As with projects and data shared via cloud services or other platforms, ARCs do not exist in just one location. Depending on your preferences and current use-case you can choose one of various starting points: you can create your ARC in different locations (e.g. personal computer, shared server or directly in the DataHUB) and to do so you can use different tools (e.g. ARC Commander, ARCitect, by hand).

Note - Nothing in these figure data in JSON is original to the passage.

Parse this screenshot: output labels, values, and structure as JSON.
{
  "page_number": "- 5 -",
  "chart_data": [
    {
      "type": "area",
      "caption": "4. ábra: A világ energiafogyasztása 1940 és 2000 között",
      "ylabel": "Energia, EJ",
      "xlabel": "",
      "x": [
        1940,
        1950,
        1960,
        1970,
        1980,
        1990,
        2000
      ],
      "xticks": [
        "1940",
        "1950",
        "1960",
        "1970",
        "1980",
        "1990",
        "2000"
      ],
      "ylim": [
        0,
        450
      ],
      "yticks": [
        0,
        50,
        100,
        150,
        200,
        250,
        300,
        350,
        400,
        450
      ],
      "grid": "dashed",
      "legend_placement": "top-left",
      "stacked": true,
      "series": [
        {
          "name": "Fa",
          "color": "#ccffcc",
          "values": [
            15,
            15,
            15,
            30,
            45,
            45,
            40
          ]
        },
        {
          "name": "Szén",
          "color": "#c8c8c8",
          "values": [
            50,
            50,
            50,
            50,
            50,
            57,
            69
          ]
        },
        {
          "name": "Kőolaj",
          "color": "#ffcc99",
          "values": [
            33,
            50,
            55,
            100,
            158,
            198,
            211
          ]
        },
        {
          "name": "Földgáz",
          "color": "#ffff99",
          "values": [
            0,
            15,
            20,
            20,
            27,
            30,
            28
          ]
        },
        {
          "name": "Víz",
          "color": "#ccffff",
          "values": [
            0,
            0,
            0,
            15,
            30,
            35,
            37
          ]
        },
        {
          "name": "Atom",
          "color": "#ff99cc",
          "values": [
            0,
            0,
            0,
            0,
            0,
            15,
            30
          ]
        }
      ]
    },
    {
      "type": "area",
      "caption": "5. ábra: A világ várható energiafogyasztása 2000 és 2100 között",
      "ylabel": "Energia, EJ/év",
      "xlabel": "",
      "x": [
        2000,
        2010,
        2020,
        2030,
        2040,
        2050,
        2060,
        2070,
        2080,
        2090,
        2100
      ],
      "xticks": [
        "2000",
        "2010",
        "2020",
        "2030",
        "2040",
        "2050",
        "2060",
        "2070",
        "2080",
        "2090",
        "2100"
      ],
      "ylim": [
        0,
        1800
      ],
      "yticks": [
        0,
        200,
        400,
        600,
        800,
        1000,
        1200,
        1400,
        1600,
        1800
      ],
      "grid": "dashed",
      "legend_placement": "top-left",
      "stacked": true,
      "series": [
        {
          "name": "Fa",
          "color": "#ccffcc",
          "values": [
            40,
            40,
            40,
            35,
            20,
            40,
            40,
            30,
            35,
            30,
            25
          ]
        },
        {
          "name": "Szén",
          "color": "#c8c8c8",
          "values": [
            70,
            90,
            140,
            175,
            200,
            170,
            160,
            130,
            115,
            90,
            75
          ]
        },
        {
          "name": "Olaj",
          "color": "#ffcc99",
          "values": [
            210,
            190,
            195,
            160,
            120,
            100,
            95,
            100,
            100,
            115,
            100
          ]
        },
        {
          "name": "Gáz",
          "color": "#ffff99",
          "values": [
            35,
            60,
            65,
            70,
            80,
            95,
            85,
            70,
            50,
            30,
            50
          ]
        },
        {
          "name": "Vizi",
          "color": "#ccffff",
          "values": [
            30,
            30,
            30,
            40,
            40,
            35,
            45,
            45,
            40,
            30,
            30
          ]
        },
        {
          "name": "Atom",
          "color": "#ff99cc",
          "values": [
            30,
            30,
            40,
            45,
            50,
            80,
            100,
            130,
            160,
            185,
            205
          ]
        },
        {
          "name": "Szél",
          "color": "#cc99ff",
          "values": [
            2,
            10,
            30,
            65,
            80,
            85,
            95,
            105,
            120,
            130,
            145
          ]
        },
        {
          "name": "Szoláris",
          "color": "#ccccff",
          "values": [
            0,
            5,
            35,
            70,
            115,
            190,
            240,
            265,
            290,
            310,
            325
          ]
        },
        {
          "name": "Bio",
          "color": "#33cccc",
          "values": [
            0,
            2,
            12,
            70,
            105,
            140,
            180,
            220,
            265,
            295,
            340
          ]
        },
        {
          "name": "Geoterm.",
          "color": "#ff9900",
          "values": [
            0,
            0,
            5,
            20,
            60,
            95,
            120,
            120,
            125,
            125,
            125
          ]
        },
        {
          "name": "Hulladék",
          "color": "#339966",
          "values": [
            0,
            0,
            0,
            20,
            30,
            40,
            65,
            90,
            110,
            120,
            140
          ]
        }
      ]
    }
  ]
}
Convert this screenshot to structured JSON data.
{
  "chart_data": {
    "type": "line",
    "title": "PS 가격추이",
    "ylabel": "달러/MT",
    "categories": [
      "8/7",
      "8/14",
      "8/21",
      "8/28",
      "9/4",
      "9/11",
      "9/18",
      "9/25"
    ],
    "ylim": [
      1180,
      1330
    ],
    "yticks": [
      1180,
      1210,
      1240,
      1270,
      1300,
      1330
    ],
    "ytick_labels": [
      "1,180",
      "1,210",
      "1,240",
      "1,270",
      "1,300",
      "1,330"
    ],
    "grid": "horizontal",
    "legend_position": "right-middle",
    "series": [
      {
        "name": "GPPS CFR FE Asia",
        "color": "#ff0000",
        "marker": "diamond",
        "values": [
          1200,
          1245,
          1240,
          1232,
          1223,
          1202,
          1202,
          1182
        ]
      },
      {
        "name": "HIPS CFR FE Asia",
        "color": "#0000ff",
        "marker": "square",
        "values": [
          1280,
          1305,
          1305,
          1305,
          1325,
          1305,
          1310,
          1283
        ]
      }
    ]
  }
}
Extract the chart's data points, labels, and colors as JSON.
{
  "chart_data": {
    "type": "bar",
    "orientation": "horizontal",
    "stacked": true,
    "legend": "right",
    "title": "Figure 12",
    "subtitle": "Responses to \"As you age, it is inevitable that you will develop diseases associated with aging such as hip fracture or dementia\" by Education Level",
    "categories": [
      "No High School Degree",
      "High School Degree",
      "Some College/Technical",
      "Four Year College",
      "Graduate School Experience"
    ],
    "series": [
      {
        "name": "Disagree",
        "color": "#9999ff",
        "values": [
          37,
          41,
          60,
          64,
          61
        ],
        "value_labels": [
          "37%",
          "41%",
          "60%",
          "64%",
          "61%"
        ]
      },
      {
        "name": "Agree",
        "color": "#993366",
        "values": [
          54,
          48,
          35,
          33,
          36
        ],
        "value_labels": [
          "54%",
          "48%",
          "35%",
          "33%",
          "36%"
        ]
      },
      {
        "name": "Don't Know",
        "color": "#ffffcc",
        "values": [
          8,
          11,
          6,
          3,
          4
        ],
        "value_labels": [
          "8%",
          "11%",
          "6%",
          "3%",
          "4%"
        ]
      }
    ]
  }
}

A typical scenario could look like this: You create your ARC on you personal computer, add structure with studies and assays as you see fit and upload the ARC to the DataHUB to have a save copy and be able to share it with collaboration partners. You acquire some large dataset, e.g. from an OMICS assay, which you do not want to store or analyze on your computer. Instead you keep this on a larger workstation in the lab or a server or high performance computing (HPC) cluster, where you would also run data analysis workflows. With the DataHUB as the meeting point, you can keep your ARC in sync across these locations. Simply download the ARC from the DataHUB to your server, add the dataset from there and synchronize it back to the DataHUB. You could consider your ARC stored in the DataHUB as the “ground truth” – even if you delete the ARCs on your local computer or the server, it will still be available in the DataHUB including the change history from those source locations.

A few things are important when maintaining ARCs in multiple locations:

  1. Try to keep your ARC in sync via the DataHUB
  2. Make sure to sync large files properly

As with any cloud service, when a single file is edited from multiple locations, you can run into merge conflicts. To avoid these, make sure to regularly sync your ARC with the DataHUB and from there sync with your (other) locations before adding or editing data.
In order to have the large files only where you need them and not where you do not (e.g. your personal computer), the ARC and DataHUB implement the LFS (Large file storage) system. The ARCitect and ARC commander provide options to properly handle LFS-tagged files.